Der belgische Soziologe Francois Houtard[14. Socialismo del siglo XXI, superar la lógica capitalista, entrevista a F Houtard, el Buen Vivir op.cit.pp. 149-168.], selbst Teilnehmer am Prozess der Ausarbeitung des BV, skizziert diesen postkapitalistischen Ansatz in vier Punkten:
- Die nachhaltige Nutzung der Natur, wobei diese als »patrimonio«, als unveräußerliche Leihgabe, gefasst wird, die möglichst unverändert bzw. verbessert an kommende Generationen weitergegeben werden sollte.

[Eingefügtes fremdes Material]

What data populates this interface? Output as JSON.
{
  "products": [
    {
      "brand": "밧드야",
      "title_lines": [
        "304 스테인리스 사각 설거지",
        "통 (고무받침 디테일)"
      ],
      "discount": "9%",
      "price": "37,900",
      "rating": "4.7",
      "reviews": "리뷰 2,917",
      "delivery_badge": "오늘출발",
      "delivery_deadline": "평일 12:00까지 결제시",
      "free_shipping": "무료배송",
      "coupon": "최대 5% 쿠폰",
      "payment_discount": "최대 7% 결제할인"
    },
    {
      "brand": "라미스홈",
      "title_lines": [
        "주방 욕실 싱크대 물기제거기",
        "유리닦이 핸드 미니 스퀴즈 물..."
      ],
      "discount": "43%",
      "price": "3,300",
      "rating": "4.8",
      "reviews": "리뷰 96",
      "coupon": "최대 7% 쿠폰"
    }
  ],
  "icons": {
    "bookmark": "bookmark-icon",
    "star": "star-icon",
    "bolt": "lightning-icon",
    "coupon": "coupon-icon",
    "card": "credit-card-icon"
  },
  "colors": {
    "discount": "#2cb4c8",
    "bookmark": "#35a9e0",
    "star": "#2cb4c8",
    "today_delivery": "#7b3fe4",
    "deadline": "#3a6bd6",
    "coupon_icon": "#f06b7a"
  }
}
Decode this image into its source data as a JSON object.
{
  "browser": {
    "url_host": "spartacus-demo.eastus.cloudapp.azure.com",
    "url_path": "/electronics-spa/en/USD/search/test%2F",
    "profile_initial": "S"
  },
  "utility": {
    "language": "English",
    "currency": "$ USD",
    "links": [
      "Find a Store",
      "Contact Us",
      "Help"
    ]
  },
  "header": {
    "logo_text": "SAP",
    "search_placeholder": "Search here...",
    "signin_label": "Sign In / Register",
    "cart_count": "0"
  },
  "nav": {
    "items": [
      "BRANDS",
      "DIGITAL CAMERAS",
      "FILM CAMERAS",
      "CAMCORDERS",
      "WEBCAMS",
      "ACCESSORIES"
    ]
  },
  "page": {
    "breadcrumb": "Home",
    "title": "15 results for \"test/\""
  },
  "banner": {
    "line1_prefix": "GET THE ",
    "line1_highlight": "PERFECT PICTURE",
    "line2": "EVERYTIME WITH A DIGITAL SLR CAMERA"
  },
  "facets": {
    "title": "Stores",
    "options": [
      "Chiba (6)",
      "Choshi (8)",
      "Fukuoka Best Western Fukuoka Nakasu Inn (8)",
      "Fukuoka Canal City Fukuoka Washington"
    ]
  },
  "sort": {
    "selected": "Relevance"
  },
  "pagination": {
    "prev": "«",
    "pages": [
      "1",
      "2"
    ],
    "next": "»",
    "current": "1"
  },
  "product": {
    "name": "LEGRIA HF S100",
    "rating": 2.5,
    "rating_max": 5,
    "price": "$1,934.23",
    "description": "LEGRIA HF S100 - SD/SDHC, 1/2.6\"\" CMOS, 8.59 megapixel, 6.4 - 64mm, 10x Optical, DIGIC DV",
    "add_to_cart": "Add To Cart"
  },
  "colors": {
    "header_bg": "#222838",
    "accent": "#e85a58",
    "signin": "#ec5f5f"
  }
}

In vielen Ländern, nicht nur im Andenraum, bedeutet das zunächst eine Rückgewinnung der nationalen Souveränität über die Bodenschätze.
- Eine dominierende Orientierung an Gebrauchswerten gegenüber dem Tauschwert in der Güterproduktion, wobei auch den Sektoren Gesundheit, Ausbildung und Kultur besondere Bedeutung zukommen sollte.
- Eine weitgehende Demokratisierung und Mitbestimmung in allen menschlichen Bereichen, vor allem auch in Wirtschaftsfragen, wobei kollektive, nicht notwendigerweise staatliche Eigentumsformen gefunden bzw. reaktiviert werden sollten (Genossenschaften, Gemeindeeigentum etc.).
- Eine »pluri-culturalidad«[15. Im Unterschied zum angelsächsischen Konzept des Multikulturalismus, das lediglich ein Nebeneinander verschiedener Kulturen bei wirtschaftlicher Dominanz der Mehrheitskultur darstellt.], die den Austausch zwischen verschiedenen Kulturen ermöglicht, die Hegemonie der westlichen, primär marktorientierten Kultur relativiert und traditionelle Formen der Wissensgewinnung rehabilitiert.
Der implizite Bruch mit der europäischen Moderne betrifft nicht nur die Ablehnung des westlich-kapitalistischen Fortschritts- und Entwicklungskonzepts, sondern auch eine Überwindung desmarxistischen Materialismus: im Unterschied zum herkömmlichen Sozialismus ist die spirituelle Komponente über einen emphatischen Naturbegriff präsent. Das BV zeigt einen Weg in diese Richtung auf und von einigen Autoren wurde es bereits als »republikanischer Biosozialismus« identifiziert.
Europäische Umweltaktivisten können von einer Festschreibung der Rechte der Natur in der Verfassung lediglich träumen und Sozialisten damit einen Weg aus der ideologischen Sackgasse finden. Insofern ist der in Augenhöhe zu führende Dialog mit diesen neuen Bewegungen in Lateinamerika von beiderseitigem Nutzen, insofern er auch deren internationale Unterstützung, ganz im Sinne des Themas der diesjährigen Amerikanistenkonferenz ermöglicht.
Insgesamt ist das BV keine alternative Entwicklung, sondern die Entwicklung von grundsätzlich neuen Alternativen. Die Gleichsetzung von Entwicklung bzw. Fortschritt mit Wachstum wird überwunden und andere, für das Überleben wesentlichere Dimensionen bekommen mehr Gewicht. Die Natur wird von einer abendländisch auf »Umwelt« reduzierten Konzeption wieder ins Zentrum der Entwicklungsanstrengungen gestellt. Damit könnte auch die philosophische Debatte über den Sinn des Lebens auf einer (gar nicht so) neuen, überindividuellen Basis geführt werden.